У меня создалось впечатление, что Вильямс, а за ним и Дмитриев бросили мне канат, чтобы подтащить меня к себе. Я должен был освободиться от узкоформального художественного кругозора, который был создан школой и закостенел в пятилетней непрерывной постановочной работе. В провинции у меня не было времени оглянуться по сторонам, укрепить свое мнение, разочароваться в прежних привязанностях… Канат был брошен, от меня зависело уцепиться за него.
«Любите ли вы современную музыку, Прокофьева, Шостаковича?» Я понял, что в вопросе выражался интерес ко мне, к моему художественному кредо. Кто я? Существую ли я в кругу передовых современных художественных идей или застрял между хрестоматийными знаниями и раболепством перед благополучием, с болью и кровью завоеванным кем-то, когда-то, в XIX веке. Могу ли я смотреть на великие завоевания человечества в искусстве, которому служу, глазами человека сороковых годов XX века, или так же статичен в своем творчестве, как «любимая» оперная мизансцена — солист в центре, хор вокруг, равнение на дирижера!
Льщу себя надеждой, что кое-какие мои шаги в Большом театре и внимание ко мне Самосуда сыграли свою роль, и я был, видимо, с точки зрения Петра Владимировича, достоин этого вопроса.
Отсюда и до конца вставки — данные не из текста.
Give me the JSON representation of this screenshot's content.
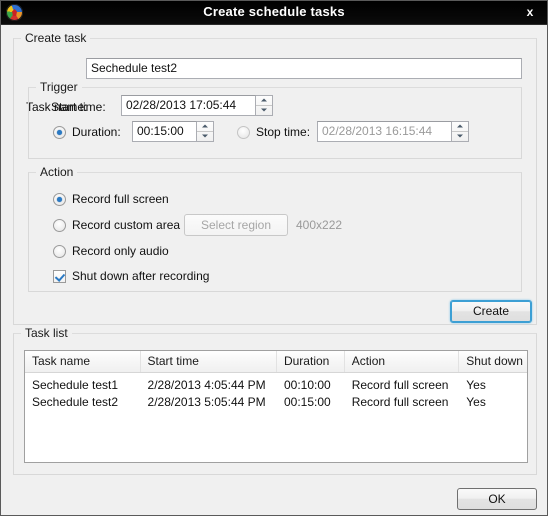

Не каждому ведь задашь его. Я оценил это доверие, хотя оно обязывало меня подняться на новую ступеньку.
В 40-е годы, когда я начинал свой путь в Большом театре, в Москве было три театральных художника, крепко поддерживающих друг друга: Петр Владимирович Вильямс — главный художник Большого театра, Борис Иванович Волков — главный художник Музыкального театра имени Станиславского и Немировича-Данченко и Владимир Владимирович Дмитриев — главный художник МХАТ. У них было нечто вроде «круговой поруки», и они непрерывно работали в театрах друг у друга.
Вильямс был художником изысканного вкуса, он всегда знал материал и перевоплощался в него с большой легкостью. Вот «Иван Сусанин», вот «Евгений Онегин», вот «Ромео и Джульетта» в Большом театре, «Пикквикский клуб» во МХАТе, «Травиата» у Немировича-Данченко… Идеальное знание стилей сочеталось в нем с увлеченностью новыми образцами — художественными знаками своего времени. Эскизы Вильямса — всегда результат влюбленного изучения материала. Было в его работах стремление к оригинальному преобразованию, но была и узнаваемость определенного этапа в развитии искусства. Он часто брал великие произведения искусства как трамплин для поисков визуального образа спектакля.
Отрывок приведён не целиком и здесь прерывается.